ABSTRACT OF THESIS
Is there a Relationship Between Polycyclic Aromatic Hydrocarbon Exposure and Ovarian Reserve Markers in Humans?
by
Gillian Nelson, MD
Master of Science in Environmental Health Sciences
University of California, Irvine, 2016
Ulrike Luderer, MD, PhD, MPH, Chair
About 12% of American women suffer from infertility, and premature ovarian failure (POF) is a major cause of infertility. Most cases of POF are of unknown etiology. Environmental toxicants such as polycyclic aromatic hydrocarbons (PAHs) have been shown in animal models and human tissue cultures to destroy ovarian primordial follicles. The aim of this study is to assess whether PAH exposure is associated with diminished ovarian reserve in humans.
Hypotheses: Women with higher levels of PAH exposure will have decreased ovarian reserve compared to women with lower levels of PAH exposure. Women who have enzyme polymorphisms that alter Phase II metabolism of PAHs will have increased susceptibility to the ovarian toxicity of PAHs compared to women who do not have these polymorphisms.
Methods: This cross-sectional data analysis of a longitudinal study involved 51 women of reproductive age who resided in Orange County, California. Urinary monohydroxylated PAH metabolites (OH-PAHs) were used as biomarkers for exposure to PAHs. Anti-Mullerian hormone (AMH), follicle-stimulating hormone (FSH) and inhibin B served as markers of ovarian reserve. Null polymorphisms in the Phase II enzymes GSTT1 and GSTM1 were determined. Multiple linear regression models were generated and Principal Component Factor analysis with varimax rotation was used to assess co-linearity of the OH-PAHs. The OH-PAHs with the strongest associations with each of the ovarian reserve markers were forced into the regression models. Potential confounders identified in bivariate analyses were entered into the models and retained if they changed the beta coefficients for the OH-PAHs by 10% or more.

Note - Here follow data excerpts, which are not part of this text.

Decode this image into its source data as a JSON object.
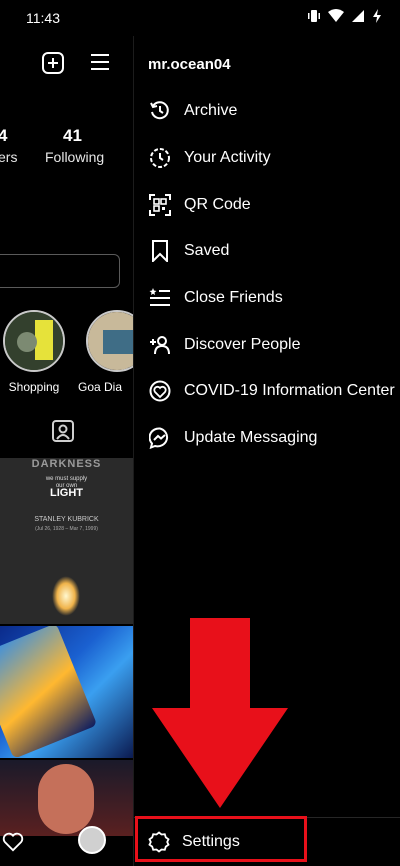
{
  "status_bar": {
    "time": "11:43"
  },
  "profile_bg": {
    "followers_num": "4",
    "followers_label": "ers",
    "following_num": "41",
    "following_label": "Following",
    "highlights": [
      {
        "label": "Shopping"
      },
      {
        "label": "Goa Dia"
      }
    ],
    "post_text": {
      "line1": "DARKNESS",
      "line2": "we must supply",
      "line3": "our own",
      "line4": "LIGHT",
      "line5": "STANLEY KUBRICK",
      "line6": "(Jul 26, 1928 – Mar 7, 1999)"
    }
  },
  "drawer": {
    "username": "mr.ocean04",
    "items": [
      {
        "label": "Archive",
        "icon": "archive-icon"
      },
      {
        "label": "Your Activity",
        "icon": "activity-icon"
      },
      {
        "label": "QR Code",
        "icon": "qr-code-icon"
      },
      {
        "label": "Saved",
        "icon": "bookmark-icon"
      },
      {
        "label": "Close Friends",
        "icon": "close-friends-icon"
      },
      {
        "label": "Discover People",
        "icon": "add-person-icon"
      },
      {
        "label": "COVID-19 Information Center",
        "icon": "covid-info-icon"
      },
      {
        "label": "Update Messaging",
        "icon": "messenger-icon"
      }
    ],
    "settings_label": "Settings"
  },
  "colors": {
    "highlight_red": "#e8101a",
    "background": "#000000"
  }
}
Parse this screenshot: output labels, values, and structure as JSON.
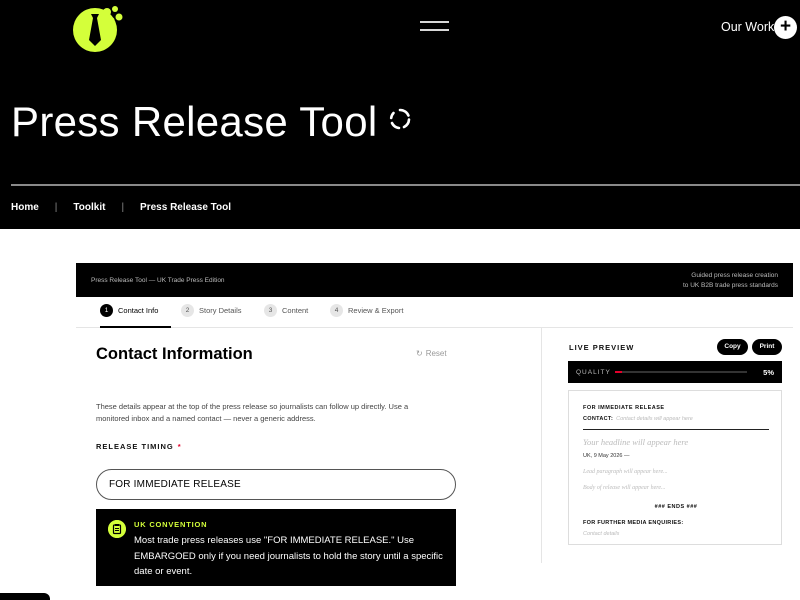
{
  "header": {
    "logo_icon": "lightbulb-tie-logo",
    "accent_color": "#d4ff3a",
    "menu_icon": "hamburger-icon",
    "our_work_label": "Our Work",
    "our_work_icon": "plus-icon"
  },
  "hero": {
    "title": "Press Release Tool",
    "spinner_icon": "loading-spinner-icon"
  },
  "breadcrumbs": [
    "Home",
    "Toolkit",
    "Press Release Tool"
  ],
  "tool": {
    "bar_left": "Press Release Tool — UK Trade Press Edition",
    "bar_right_1": "Guided press release creation",
    "bar_right_2": "to UK B2B trade press standards",
    "tabs": [
      {
        "num": "1",
        "label": "Contact Info",
        "active": true
      },
      {
        "num": "2",
        "label": "Story Details",
        "active": false
      },
      {
        "num": "3",
        "label": "Content",
        "active": false
      },
      {
        "num": "4",
        "label": "Review & Export",
        "active": false
      }
    ]
  },
  "form": {
    "title": "Contact Information",
    "reset_icon": "reset-icon",
    "reset_label": "Reset",
    "description": "These details appear at the top of the press release so journalists can follow up directly. Use a monitored inbox and a named contact — never a generic address.",
    "timing_label": "RELEASE TIMING",
    "required_mark": "*",
    "timing_value": "FOR IMMEDIATE RELEASE",
    "callout": {
      "icon": "clipboard-icon",
      "title": "UK CONVENTION",
      "body": "Most trade press releases use \"FOR IMMEDIATE RELEASE.\" Use EMBARGOED only if you need journalists to hold the story until a specific date or event."
    }
  },
  "preview": {
    "label": "LIVE PREVIEW",
    "copy_label": "Copy",
    "print_label": "Print",
    "quality_label": "QUALITY",
    "quality_value": "5%",
    "quality_fraction": 0.05,
    "quality_color": "#e4002b",
    "doc": {
      "immediate": "FOR IMMEDIATE RELEASE",
      "contact_label": "CONTACT:",
      "contact_placeholder": "Contact details will appear here",
      "headline_placeholder": "Your headline will appear here",
      "dateline": "UK, 9 May 2026 —",
      "lead_placeholder": "Lead paragraph will appear here...",
      "body_placeholder": "Body of release will appear here...",
      "ends": "### ENDS ###",
      "further": "FOR FURTHER MEDIA ENQUIRIES:",
      "contact_details_placeholder": "Contact details"
    }
  }
}
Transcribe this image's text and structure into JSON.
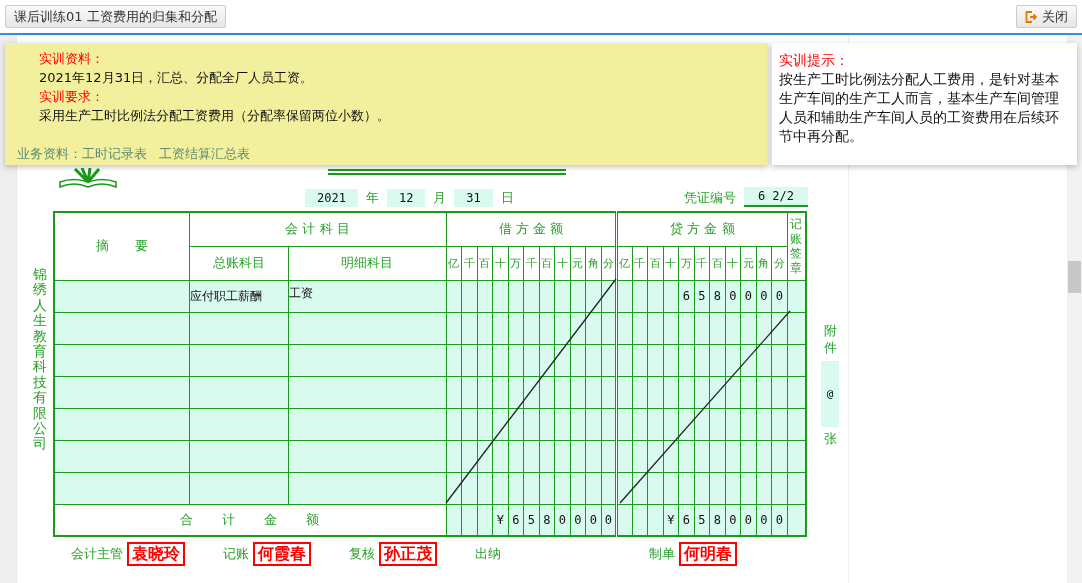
{
  "tab": {
    "label": "课后训练01 工资费用的归集和分配"
  },
  "close_button": {
    "label": "关闭"
  },
  "materials": {
    "heading": "实训资料：",
    "text": "2021年12月31日，汇总、分配全厂人员工资。",
    "requirement_heading": "实训要求：",
    "requirement_text": "采用生产工时比例法分配工资费用（分配率保留两位小数）。",
    "links_label": "业务资料：",
    "links": [
      "工时记录表",
      "工资结算汇总表"
    ]
  },
  "hint": {
    "heading": "实训提示：",
    "text": "按生产工时比例法分配人工费用，是针对基本生产车间的生产工人而言，基本生产车间管理人员和辅助生产车间人员的工资费用在后续环节中再分配。"
  },
  "voucher": {
    "year": "2021",
    "year_label": "年",
    "month": "12",
    "month_label": "月",
    "day": "31",
    "day_label": "日",
    "number_label": "凭证编号",
    "number": "6 2/2",
    "company": "锦绣人生教育科技有限公司",
    "headers": {
      "summary": "摘　　要",
      "accounts": "会 计 科 目",
      "general": "总账科目",
      "detail": "明细科目",
      "debit": "借 方 金 额",
      "credit": "贷 方 金 额",
      "sign": "记账签章"
    },
    "debit_units": [
      "亿",
      "千",
      "百",
      "十",
      "万",
      "千",
      "百",
      "十",
      "元",
      "角",
      "分"
    ],
    "credit_units": [
      "亿",
      "千",
      "百",
      "十",
      "万",
      "千",
      "百",
      "十",
      "元",
      "角",
      "分"
    ],
    "rows": [
      {
        "kind": "entry",
        "account": "应付职工薪酬",
        "detail": "工资",
        "credit": [
          "6",
          "5",
          "8",
          "0",
          "0",
          "0",
          "0"
        ]
      },
      {
        "kind": "blank"
      },
      {
        "kind": "blank"
      },
      {
        "kind": "blank"
      },
      {
        "kind": "blank"
      },
      {
        "kind": "blank"
      },
      {
        "kind": "blank"
      }
    ],
    "total_label": "合　　计　　金　　额",
    "total_debit": [
      "¥",
      "6",
      "5",
      "8",
      "0",
      "0",
      "0",
      "0"
    ],
    "total_credit": [
      "¥",
      "6",
      "5",
      "8",
      "0",
      "0",
      "0",
      "0"
    ],
    "attachments": {
      "label_top": "附件",
      "count": "@",
      "label_bottom": "张"
    },
    "signatures": [
      {
        "role": "会计主管",
        "name": "袁晓玲"
      },
      {
        "role": "记账",
        "name": "何霞春"
      },
      {
        "role": "复核",
        "name": "孙正茂"
      },
      {
        "role": "出纳"
      },
      {
        "role": "制单",
        "name": "何明春"
      }
    ]
  }
}
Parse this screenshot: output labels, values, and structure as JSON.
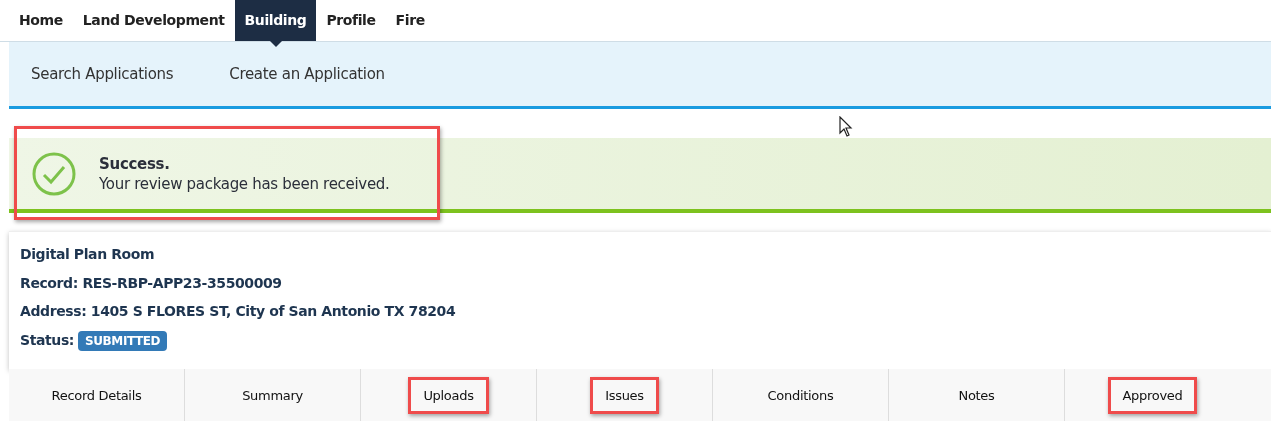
{
  "top_nav": [
    {
      "label": "Home",
      "selected": false
    },
    {
      "label": "Land Development",
      "selected": false
    },
    {
      "label": "Building",
      "selected": true
    },
    {
      "label": "Profile",
      "selected": false
    },
    {
      "label": "Fire",
      "selected": false
    }
  ],
  "sub_nav": [
    "Search Applications",
    "Create an Application"
  ],
  "alert": {
    "kind": "success",
    "title": "Success.",
    "message": "Your review package has been received.",
    "highlighted": true
  },
  "record": {
    "title": "Digital Plan Room",
    "record": "Record: RES-RBP-APP23-35500009",
    "address": "Address: 1405 S FLORES ST, City of San Antonio TX 78204",
    "status_label": "Status:",
    "status": "SUBMITTED"
  },
  "tabs": [
    {
      "label": "Record Details",
      "highlighted": false
    },
    {
      "label": "Summary",
      "highlighted": false
    },
    {
      "label": "Uploads",
      "highlighted": true
    },
    {
      "label": "Issues",
      "highlighted": true
    },
    {
      "label": "Conditions",
      "highlighted": false
    },
    {
      "label": "Notes",
      "highlighted": false
    },
    {
      "label": "Approved",
      "highlighted": true
    }
  ]
}
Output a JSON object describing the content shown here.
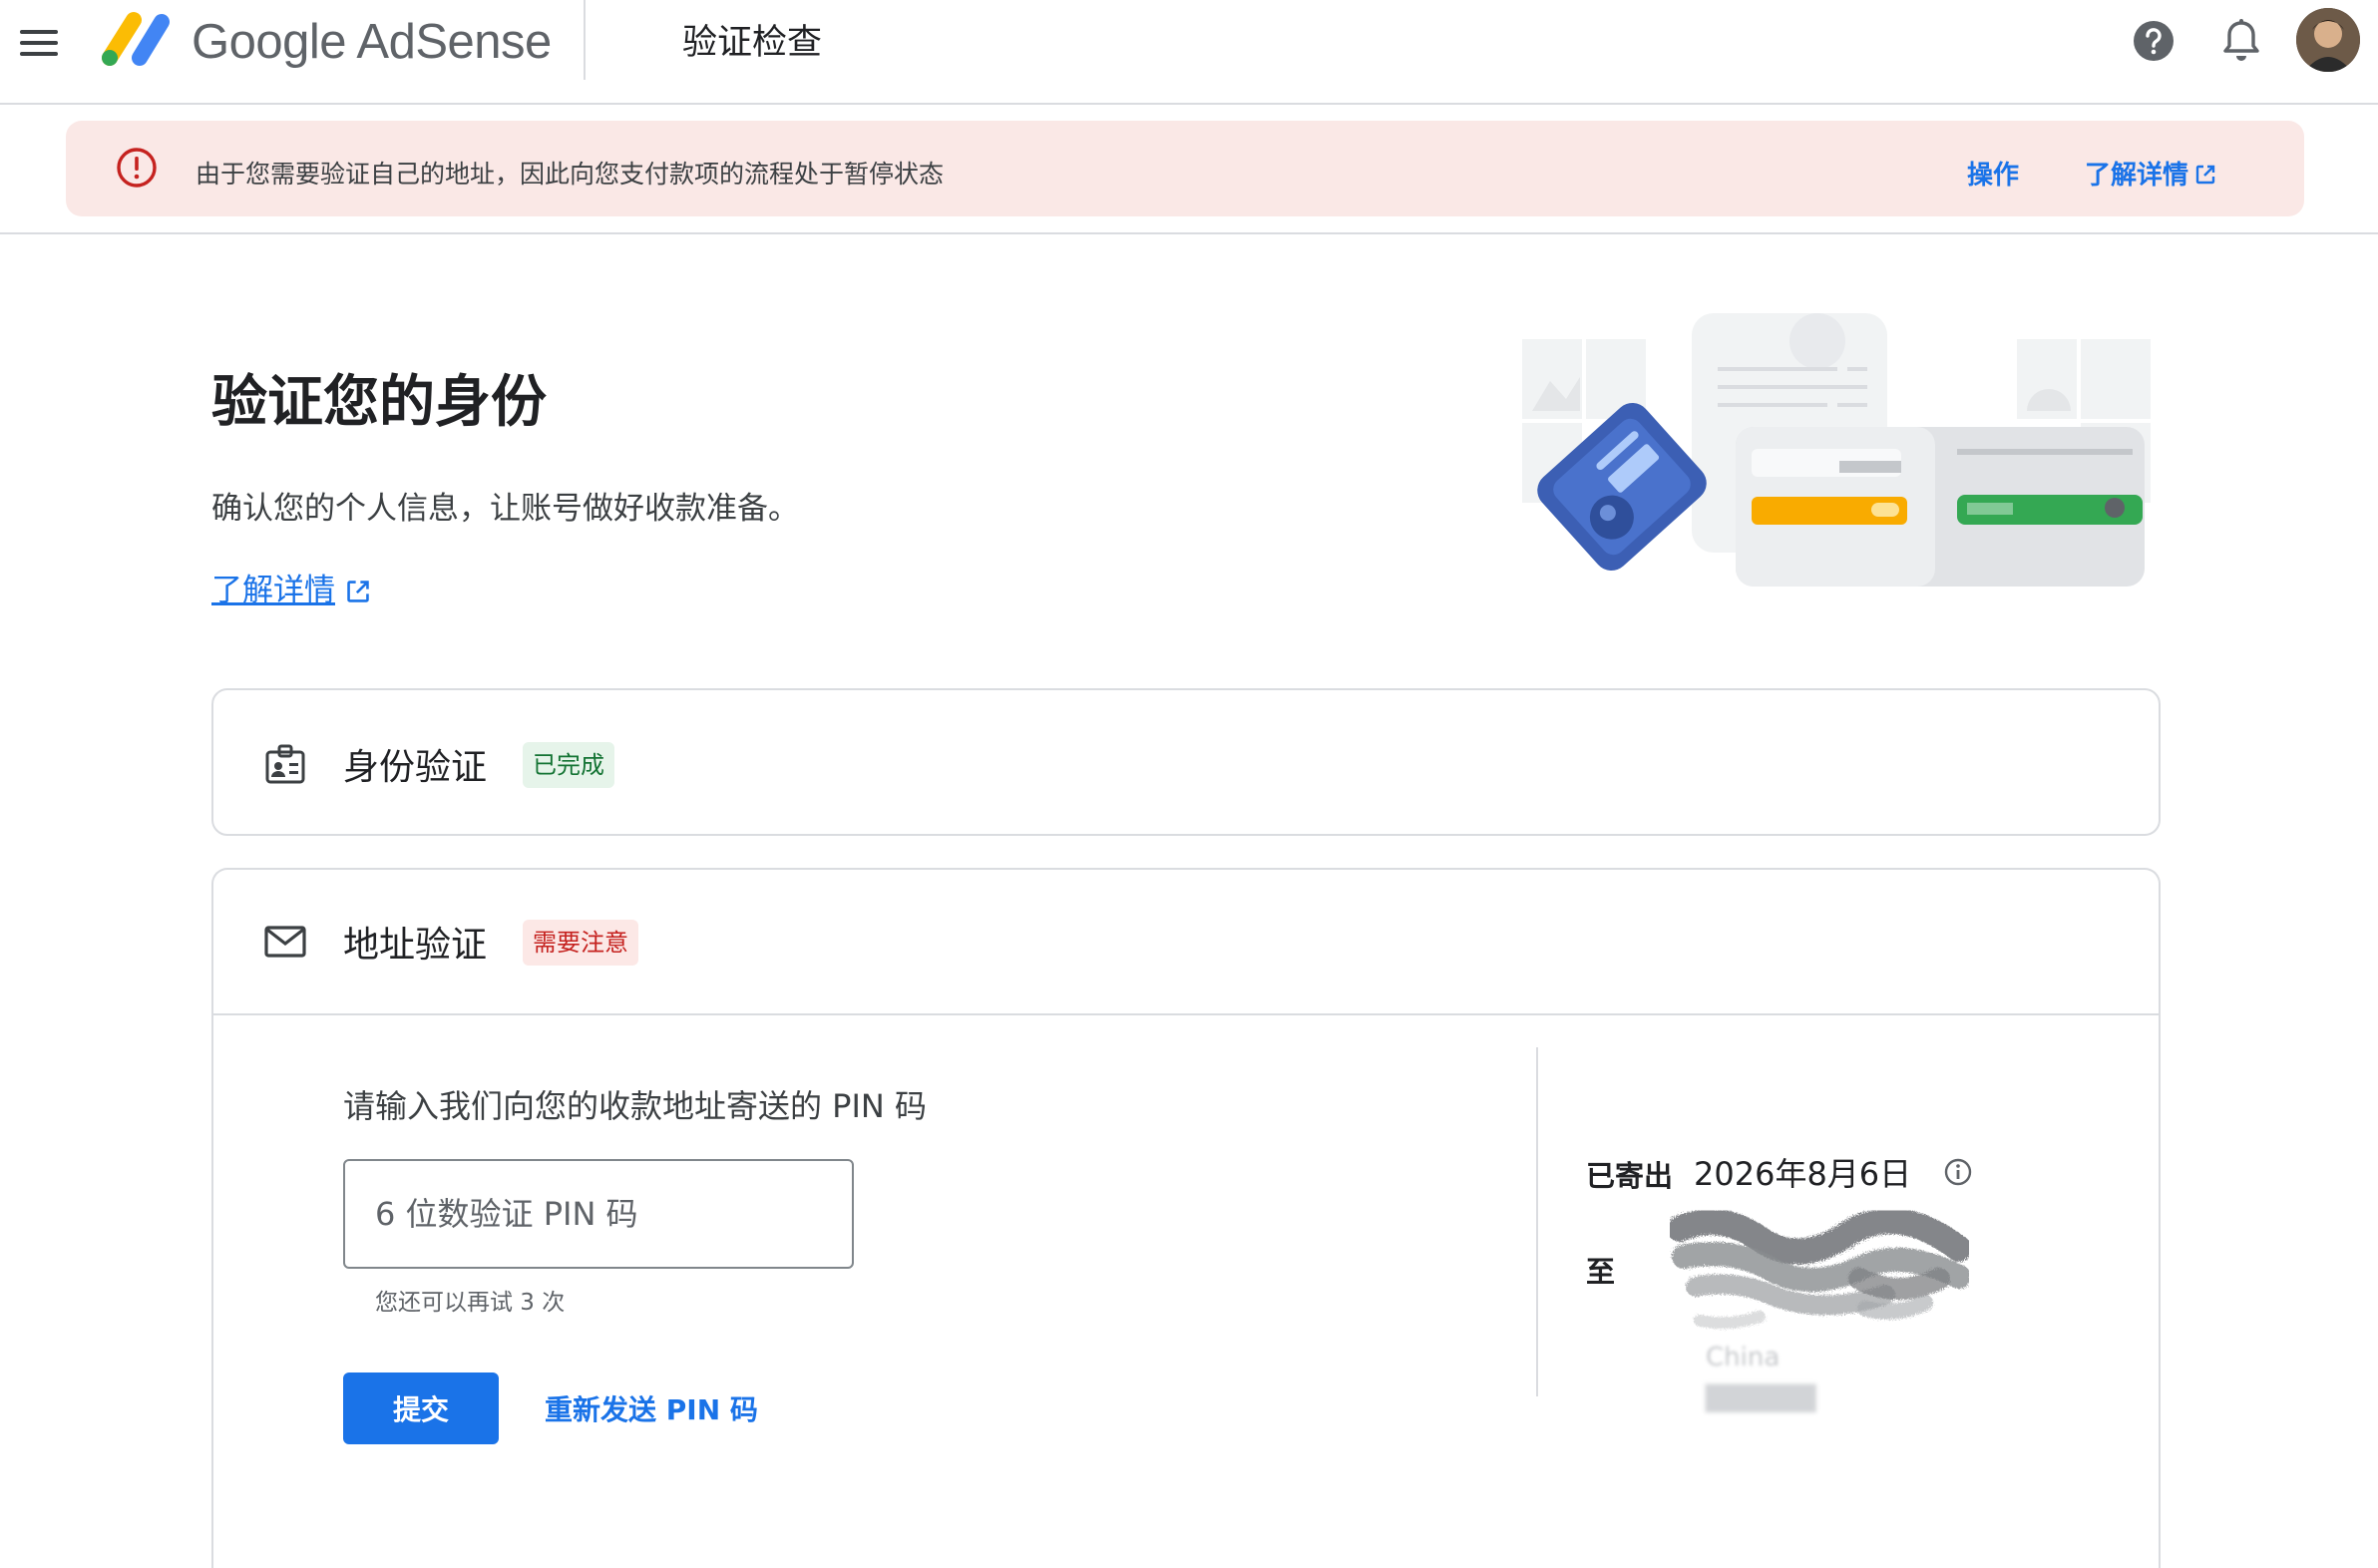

Results: Concentrations of urinary OH-PAHs in the study population were similar to those reported for women in the National Health and Nutrition Examination Survey (NHANES'). The OH-PAHs with the strongest associations with the ovarian reserve markers were 2-hydroxy naphthalene (NAP2) and 9-hydroxy fluorene (FLUO9) for the AMH model, 3- hydroxy fluorene (FLUO3) for the inhibin B model, and 3-hydroxy phenanthrene (PHEN3) for the FSH model. Factor analysis identified two factors that explained 37% and 63 % of the variation in the OH-PAHs, respectively. Factor 1 primarily loaded on 1-hydroxy phenanthrene (PHEN1), 2-hydroxy phenanthrene (PHEN2), PHEN3, and FLUO9. Factor 2 primarily loaded on 2-hydroxy fluorene (FLUO2), FLUO3, 1-hydroxy naphthalene (NAP1), and NAP2. In the final models, the beta coefficients for the OH-PAHs were in the expected direction (negative for AMH and inhibin B models and positive for the FSH model), but none of them was statistically significant at the P=0.05 level.
We examined effect modification by GSTM1 and GSTT1 null polymorphisms in stratified analyses. Our models revealed non-significant associations between OH-PAHs and ovarian reserve markers in the expected directions for the strata with ≥ 1 allele and no or opposite than expected associations for the strata with null alleles. However, the numbers in each stratum were very small.
Conclusions: Our findings are suggestive that environmental exposure to PAHs may be associated with decreased ovarian reserve. Larger studies are needed and could be conducted with techniques used in this pilot study.